Five-Ring Circus

Forget Rio: Who’s Winning the Race for the 2024 Games?

Emphasizing the ephemeral nature of volleyball and other games.

Paris 2024

This August is supposed to be all about Rio de Janeiro, but some Olympic visitors are already looking ahead to next September, when the International Olympic Committee will award the 2024 Summer Games. Representatives from the bidding cities—Paris, Rome, Budapest, and Los Angeles—are buzzing around the games trying to influence the 99 members of the IOC.

Andrew Ross Sorkin can’t understand what the fuss over hosting is all about, writing that Rio will “lose at least $4.6 billion” from mounting the Olympics. But “lose” isn’t the right word. Yes, Rio has spent that much on sports venues, other facilities, and operating costs, and the figure doesn’t even include road, rail, port, and airport infrastructure. Evaluating whether that amounts to a sound investment is a different problem entirely. Some of that money comes from private developers. Some comes from the state or national government. Who knows what will happen to the facilities when the spectacle ends, or how much money visitors will end up spending?

Controversy over spending isn’t the only thing that explains why representatives from four countries are running around Rio thinking they can do better. As Bent Flyvbjerg, an author of the 2016 Oxford Olympics Study, explained to me, a rising sensitivity to cost has been tempered by the persistence of Olympic special interests. “There’s a whole army of people who stand to benefit if the games are put on,” he said. That includes the stupendously wealthy IOC, of course, but also an array of local interests including banks, hotels, landowners, planners, boosters, politicians, developers, contractors, and building trades. “Even though the games don’t make money, it might be a good thing for the city that hosts it, if there’s a lot of national government money flowing into the city,” he added. In other words, economists may be souring on the Olympics, but there are coalitions of urban interests that still see them as an attractive deal.

Right now, the aspiring 2024 hosts are racing toward an October deadline to submit briefs to the IOC covering governance, legal issues, and financing—the meat and potatoes of an Olympic bid. Until then, we have only their initial bid books to go on. So, who’s in pole position right now?

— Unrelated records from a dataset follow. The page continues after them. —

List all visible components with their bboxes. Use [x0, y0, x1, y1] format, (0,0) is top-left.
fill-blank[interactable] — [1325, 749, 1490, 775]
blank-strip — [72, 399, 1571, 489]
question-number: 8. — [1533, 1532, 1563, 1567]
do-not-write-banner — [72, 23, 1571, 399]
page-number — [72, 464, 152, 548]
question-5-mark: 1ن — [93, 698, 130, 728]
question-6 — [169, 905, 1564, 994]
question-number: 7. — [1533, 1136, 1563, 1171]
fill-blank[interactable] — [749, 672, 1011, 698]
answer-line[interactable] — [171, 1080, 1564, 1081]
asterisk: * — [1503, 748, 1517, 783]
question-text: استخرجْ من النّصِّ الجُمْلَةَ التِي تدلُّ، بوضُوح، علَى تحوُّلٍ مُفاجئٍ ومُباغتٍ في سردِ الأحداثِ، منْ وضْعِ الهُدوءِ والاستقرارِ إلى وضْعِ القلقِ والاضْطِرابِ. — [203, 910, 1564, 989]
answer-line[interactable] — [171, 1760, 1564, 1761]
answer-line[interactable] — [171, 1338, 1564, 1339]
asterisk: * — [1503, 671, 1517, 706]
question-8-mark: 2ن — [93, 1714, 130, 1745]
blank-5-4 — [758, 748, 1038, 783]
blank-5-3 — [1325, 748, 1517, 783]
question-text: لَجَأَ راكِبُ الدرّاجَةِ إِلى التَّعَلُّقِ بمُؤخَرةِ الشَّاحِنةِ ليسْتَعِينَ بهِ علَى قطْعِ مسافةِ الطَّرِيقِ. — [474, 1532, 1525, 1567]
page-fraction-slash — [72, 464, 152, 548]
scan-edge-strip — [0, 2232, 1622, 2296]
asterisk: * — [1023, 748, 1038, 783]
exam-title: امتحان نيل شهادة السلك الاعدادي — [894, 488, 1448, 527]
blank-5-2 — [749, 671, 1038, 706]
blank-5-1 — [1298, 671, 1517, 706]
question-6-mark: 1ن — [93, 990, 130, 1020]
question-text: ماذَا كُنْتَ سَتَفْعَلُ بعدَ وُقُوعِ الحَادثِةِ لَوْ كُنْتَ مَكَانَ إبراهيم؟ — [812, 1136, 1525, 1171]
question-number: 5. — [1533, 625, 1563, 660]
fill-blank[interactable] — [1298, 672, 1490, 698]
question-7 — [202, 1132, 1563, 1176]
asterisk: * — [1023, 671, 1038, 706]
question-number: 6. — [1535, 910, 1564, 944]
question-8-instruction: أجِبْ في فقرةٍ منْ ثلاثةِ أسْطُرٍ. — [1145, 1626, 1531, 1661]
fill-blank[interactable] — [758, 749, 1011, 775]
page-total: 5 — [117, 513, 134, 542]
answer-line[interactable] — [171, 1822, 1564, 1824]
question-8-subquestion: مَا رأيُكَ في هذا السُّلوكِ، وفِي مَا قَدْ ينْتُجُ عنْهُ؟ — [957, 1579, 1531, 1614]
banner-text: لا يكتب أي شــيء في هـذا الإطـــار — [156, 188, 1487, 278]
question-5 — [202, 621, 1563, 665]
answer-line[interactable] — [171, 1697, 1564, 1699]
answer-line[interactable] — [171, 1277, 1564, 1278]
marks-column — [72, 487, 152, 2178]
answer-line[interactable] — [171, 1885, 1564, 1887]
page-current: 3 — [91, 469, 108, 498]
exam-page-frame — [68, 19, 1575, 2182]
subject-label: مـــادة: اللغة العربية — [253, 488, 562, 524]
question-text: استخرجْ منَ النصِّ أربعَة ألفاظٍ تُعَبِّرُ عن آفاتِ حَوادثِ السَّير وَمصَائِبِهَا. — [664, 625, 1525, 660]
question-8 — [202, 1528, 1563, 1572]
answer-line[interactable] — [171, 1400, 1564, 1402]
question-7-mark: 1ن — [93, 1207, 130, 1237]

Los Angeles, as I’ve written before, considers itself the professional Olympic host. It would be the only city besides London to have hosted three times, and its planners have promised a low-cost bid with an emphasis on existing, repurposed, and temporary infrastructure. (That’s a trend common to all four bids, actually.) It’s a huge city, with flexible infrastructure that can easily be repurposed for mega-events. It’s a safe pick for the games—if not a thrilling one.

Paris, even more than Los Angeles, has been on a spree of gigantic infrastructure investments and civic reinvention. Planners see the games as a high-profile way to boost the “Grand Paris” project, which is focused on integrating peripheral communities into Paris proper. Like Los Angeles, it promises a games predicated on reuse and temporary structures, though with a little more flash: The bid proposes a beach volleyball court in front of the Eiffel Tower and equestrian events at the Palace of Versailles. Like L.A., it’s a city that can handle big events. Like L.A., it comes with a global brand attached.

Budapest is the dark horse here. Tiny Hungary has about the population of metropolitan Paris or L.A., and fittingly, the Budapest bid is promoted as a national one with events across the country (and with state funding). (The Los Angeles Games would be entirely self-contained; Paris would make the soccer competition national and hold the sailing races in the port of Marseille.) The city and country have more to gain from the signal boost than any of the competitors. Budapest is the only one of the four cities that hasn’t hosted the competition, so its selection would score a point for the IOC’s goal of geographic diversity—and give those famously gloomy Hungarians something to get excited about.

Finally, there’s Rome, which elected a maverick mayoral candidate in Virginia Raggi a couple months ago. As recently as June, Raggi was saying the Olympics were not a priority for Rome, citing concerns about debt. She has since moderated that position, but anything other than a full-throated endorsement would probably doom the bid with the IOC, which likes to see undivided support from the hosts. (Boston and Hamburg both backed out earlier in this cycle, after popular opposition campaigns.)

That might be especially important here, since the Roman bid is inscrutably obsessed with offering visitors a nice “Italian welcome”—the phrase appears nine times in the bid.